Usar o CFOP 2949 de forma incorreta pode resultar em diversos problemas: cálculo indevido de ICMS ou ICMS-ST, divergências em obrigações acessórias (SPED Fiscal, EFD, GIA), autuações fiscais por falta de enquadramento adequado e retenção indevida ou falta de restituição de impostos. Além disso, a utilização equivocada pode comprometer controles internos, gerar retrabalho para retificação de notas e impactar relações comerciais com clientes e fornecedores. Por isso, sempre confirme a natureza da operação e consulte o contador antes de registrar o CFOP 2949.
Como informo o CFOP 2949 na NF-e e quais campos são importantes?
Na NF-e o CFOP 2949 deve ser informado no campo correspondente ao CFOP de cada item da nota fiscal, refletindo a natureza da operação para aquela mercadoria. É importante preencher corretamente também a CST/CSOSN, a base de cálculo do ICMS, alíquotas aplicáveis, e os dados do remetente/destinatário. Preencher corretamente os campos de tributação evita inconsistências no layout da NF-e e em integrações com SPED Fiscal. Em caso de dúvida sobre tributação ou preenchimento, busque orientação técnica do software emissor e do seu contador.
O CFOP 2949 afeta o cálculo de ICMS ou outros tributos?
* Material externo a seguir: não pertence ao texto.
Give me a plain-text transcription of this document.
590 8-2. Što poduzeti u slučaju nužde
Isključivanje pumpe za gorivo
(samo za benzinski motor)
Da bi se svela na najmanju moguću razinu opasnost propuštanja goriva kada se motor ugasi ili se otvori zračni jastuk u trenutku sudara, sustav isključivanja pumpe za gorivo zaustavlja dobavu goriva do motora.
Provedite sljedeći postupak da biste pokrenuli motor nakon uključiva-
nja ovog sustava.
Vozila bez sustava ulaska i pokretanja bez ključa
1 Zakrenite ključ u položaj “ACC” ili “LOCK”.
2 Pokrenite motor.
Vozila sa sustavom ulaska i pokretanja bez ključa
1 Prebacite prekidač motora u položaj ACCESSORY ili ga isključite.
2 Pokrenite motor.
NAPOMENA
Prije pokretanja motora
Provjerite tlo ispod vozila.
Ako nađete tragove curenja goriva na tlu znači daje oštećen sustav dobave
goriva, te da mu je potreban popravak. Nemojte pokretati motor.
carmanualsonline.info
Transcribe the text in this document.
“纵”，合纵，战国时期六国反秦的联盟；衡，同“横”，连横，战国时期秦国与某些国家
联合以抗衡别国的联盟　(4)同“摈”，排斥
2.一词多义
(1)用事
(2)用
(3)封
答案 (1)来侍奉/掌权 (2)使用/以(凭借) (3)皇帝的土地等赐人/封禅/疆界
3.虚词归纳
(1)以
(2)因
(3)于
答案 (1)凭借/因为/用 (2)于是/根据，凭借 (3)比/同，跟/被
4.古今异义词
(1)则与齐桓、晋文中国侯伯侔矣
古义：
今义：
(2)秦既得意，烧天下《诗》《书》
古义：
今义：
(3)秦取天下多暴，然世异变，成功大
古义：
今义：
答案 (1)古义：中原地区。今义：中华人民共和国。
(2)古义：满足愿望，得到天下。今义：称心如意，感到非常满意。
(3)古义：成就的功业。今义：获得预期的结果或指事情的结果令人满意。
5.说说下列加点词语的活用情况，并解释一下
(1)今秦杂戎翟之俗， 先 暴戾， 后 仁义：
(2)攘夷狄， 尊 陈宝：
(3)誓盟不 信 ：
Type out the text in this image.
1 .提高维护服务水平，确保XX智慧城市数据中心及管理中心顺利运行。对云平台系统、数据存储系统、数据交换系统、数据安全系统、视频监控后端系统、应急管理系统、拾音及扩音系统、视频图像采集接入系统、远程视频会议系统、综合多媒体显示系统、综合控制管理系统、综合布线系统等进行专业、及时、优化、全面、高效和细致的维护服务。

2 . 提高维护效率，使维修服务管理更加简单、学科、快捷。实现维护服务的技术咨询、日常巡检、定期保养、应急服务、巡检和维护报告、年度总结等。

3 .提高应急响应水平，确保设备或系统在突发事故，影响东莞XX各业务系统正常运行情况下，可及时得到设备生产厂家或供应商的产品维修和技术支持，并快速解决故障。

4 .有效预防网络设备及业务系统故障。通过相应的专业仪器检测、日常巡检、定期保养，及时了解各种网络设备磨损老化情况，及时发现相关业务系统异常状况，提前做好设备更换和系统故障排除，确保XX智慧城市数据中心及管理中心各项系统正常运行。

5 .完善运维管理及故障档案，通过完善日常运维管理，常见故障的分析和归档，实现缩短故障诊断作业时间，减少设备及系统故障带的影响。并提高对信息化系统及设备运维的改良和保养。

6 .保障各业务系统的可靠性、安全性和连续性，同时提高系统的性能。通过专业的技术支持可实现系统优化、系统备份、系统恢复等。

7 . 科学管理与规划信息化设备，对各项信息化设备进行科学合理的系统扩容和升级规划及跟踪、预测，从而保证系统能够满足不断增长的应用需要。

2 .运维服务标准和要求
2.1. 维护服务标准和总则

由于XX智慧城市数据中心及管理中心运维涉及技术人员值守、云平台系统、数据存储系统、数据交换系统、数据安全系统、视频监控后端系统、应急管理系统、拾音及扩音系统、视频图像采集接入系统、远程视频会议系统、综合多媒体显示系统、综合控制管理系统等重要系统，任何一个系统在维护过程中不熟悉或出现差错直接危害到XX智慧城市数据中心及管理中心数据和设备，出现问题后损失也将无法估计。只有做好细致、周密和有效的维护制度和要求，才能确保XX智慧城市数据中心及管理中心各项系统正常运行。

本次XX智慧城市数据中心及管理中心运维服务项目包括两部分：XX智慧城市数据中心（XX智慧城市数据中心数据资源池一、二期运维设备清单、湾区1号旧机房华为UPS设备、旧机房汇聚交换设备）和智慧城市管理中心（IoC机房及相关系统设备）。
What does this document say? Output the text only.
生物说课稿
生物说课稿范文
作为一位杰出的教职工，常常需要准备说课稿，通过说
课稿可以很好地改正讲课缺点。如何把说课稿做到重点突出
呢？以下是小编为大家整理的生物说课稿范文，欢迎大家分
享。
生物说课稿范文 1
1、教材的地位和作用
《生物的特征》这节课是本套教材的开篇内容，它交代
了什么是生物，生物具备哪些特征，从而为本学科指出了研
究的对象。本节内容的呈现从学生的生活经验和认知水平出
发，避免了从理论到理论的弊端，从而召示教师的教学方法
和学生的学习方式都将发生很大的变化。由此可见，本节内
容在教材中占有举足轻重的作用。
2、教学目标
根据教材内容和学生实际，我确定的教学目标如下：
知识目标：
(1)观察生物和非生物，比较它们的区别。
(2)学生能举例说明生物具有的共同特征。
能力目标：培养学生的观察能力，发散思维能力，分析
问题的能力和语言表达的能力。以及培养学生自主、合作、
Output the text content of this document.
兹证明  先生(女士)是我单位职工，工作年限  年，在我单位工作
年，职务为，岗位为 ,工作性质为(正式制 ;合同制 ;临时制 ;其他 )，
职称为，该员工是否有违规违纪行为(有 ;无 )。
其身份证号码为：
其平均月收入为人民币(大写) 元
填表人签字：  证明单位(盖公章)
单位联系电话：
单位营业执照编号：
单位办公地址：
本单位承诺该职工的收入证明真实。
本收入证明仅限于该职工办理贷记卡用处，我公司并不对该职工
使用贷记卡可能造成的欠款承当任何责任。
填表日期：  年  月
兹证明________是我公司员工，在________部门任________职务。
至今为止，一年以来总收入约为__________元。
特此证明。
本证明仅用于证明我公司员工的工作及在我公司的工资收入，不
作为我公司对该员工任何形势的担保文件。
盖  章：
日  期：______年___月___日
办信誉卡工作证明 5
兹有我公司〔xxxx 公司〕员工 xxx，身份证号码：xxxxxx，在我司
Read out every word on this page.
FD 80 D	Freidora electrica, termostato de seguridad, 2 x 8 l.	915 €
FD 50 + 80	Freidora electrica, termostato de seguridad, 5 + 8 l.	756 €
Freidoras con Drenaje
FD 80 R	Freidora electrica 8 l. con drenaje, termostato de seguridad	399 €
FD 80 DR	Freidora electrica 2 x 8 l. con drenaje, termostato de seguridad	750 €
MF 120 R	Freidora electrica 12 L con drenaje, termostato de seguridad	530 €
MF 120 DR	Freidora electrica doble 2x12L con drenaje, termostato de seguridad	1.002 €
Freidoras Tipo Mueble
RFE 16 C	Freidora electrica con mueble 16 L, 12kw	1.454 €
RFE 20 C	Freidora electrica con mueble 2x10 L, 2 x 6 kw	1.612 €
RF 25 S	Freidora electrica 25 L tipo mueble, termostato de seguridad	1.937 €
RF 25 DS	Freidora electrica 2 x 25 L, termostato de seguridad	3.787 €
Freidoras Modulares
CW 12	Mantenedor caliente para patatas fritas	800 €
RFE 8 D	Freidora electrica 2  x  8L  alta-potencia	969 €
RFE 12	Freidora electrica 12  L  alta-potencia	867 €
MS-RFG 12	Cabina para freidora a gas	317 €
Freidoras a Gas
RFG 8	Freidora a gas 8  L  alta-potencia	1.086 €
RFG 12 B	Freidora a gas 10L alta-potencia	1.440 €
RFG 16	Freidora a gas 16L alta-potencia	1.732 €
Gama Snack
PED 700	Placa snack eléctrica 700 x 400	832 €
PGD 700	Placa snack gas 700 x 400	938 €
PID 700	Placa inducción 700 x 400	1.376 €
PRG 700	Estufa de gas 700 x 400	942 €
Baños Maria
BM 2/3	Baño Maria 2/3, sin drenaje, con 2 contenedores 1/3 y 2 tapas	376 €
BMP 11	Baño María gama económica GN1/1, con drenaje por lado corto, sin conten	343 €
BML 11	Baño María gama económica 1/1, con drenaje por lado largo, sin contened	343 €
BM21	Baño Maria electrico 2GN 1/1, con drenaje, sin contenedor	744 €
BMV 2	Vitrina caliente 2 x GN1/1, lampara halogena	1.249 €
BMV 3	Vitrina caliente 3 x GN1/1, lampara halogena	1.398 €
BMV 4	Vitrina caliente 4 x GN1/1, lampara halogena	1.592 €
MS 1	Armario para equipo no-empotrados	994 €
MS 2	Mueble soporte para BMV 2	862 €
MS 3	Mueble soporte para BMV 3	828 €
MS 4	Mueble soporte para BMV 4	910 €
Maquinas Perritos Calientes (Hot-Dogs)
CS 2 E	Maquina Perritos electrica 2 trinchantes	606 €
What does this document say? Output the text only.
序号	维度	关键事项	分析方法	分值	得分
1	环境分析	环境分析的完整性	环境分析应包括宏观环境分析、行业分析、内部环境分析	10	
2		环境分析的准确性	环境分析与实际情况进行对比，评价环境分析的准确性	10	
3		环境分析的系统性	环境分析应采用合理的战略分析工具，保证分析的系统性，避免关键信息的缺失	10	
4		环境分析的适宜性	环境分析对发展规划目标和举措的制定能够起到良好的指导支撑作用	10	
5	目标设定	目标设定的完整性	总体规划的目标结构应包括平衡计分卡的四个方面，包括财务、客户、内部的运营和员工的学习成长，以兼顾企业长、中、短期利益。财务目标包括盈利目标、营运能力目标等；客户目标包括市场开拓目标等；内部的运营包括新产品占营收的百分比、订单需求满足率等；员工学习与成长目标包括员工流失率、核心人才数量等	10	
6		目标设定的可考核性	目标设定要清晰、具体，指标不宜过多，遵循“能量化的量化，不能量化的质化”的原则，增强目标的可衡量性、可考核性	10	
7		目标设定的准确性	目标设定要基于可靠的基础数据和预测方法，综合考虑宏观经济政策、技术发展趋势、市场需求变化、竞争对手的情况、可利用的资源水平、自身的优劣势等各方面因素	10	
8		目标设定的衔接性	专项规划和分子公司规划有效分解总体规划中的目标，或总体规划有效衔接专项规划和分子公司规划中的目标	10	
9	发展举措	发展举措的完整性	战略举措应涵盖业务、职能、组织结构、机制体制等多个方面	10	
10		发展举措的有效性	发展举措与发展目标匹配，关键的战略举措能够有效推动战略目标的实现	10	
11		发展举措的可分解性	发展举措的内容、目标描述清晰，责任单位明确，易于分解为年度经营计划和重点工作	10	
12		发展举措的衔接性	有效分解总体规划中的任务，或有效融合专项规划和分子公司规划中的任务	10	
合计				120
Sim, a escolha do CFOP influenciará o tratamento tributário, inclusive o cálculo do ICMS e eventual substituição tributária (ICMS-ST). Embora o CFOP 2949 seja um código para outras saídas interestaduais, a forma como o ICMS é calculado depende também da operação real, da legislação do estado de origem e destino, e do enquadramento fiscal do contribuinte. Por isso, utilizar o CFOP correto sozinho não garante o tratamento tributário adequado; é preciso verificar legislação estadual, convênios interestaduais e a situação tributária do destinatário para aplicar corretamente alíquotas e regras.
Existem exemplos práticos de operações que costumam usar o CFOP 2949?
Exemplos práticos que podem justificar o uso do CFOP 2949 são operações interestaduais atípicas ou residuais que não têm CFOP específico, como remessas comerciais com finalidades especiais não previstas, vendas eventuais de mercadorias recebidas de terceiros sem CFOP determinado, ou situações de ajuste de estoque interestadual que não se enquadram nas caixas específicas. Ainda assim, cada caso deve ser analisado com cuidado: muitas vezes existe um CFOP mais adequado na tabela oficial, portanto consulte a legislação e o contador antes de optar pelo 2949.
Onde encontro a referência legal para confirmar a aplicação do CFOP 2949?
A referência legal para CFOPs está na legislação tributária estadual e na tabela oficial de CFOPs disponibilizada pela Receita Federal e pelas Secretarias da Fazenda estaduais. Além disso, convênios do CONFAZ e normativos estaduais podem influenciar a aplicação. Para confirmar o uso do 2949, consulte a tabela de CFOP vigente, manuais da NF-e, orientações da Sefaz do estado de origem e, preferencialmente, seu contador ou assessor fiscal. Se necessário, busque pareceres técnicos ou consultas à autoridade fiscal para garantir conformidade.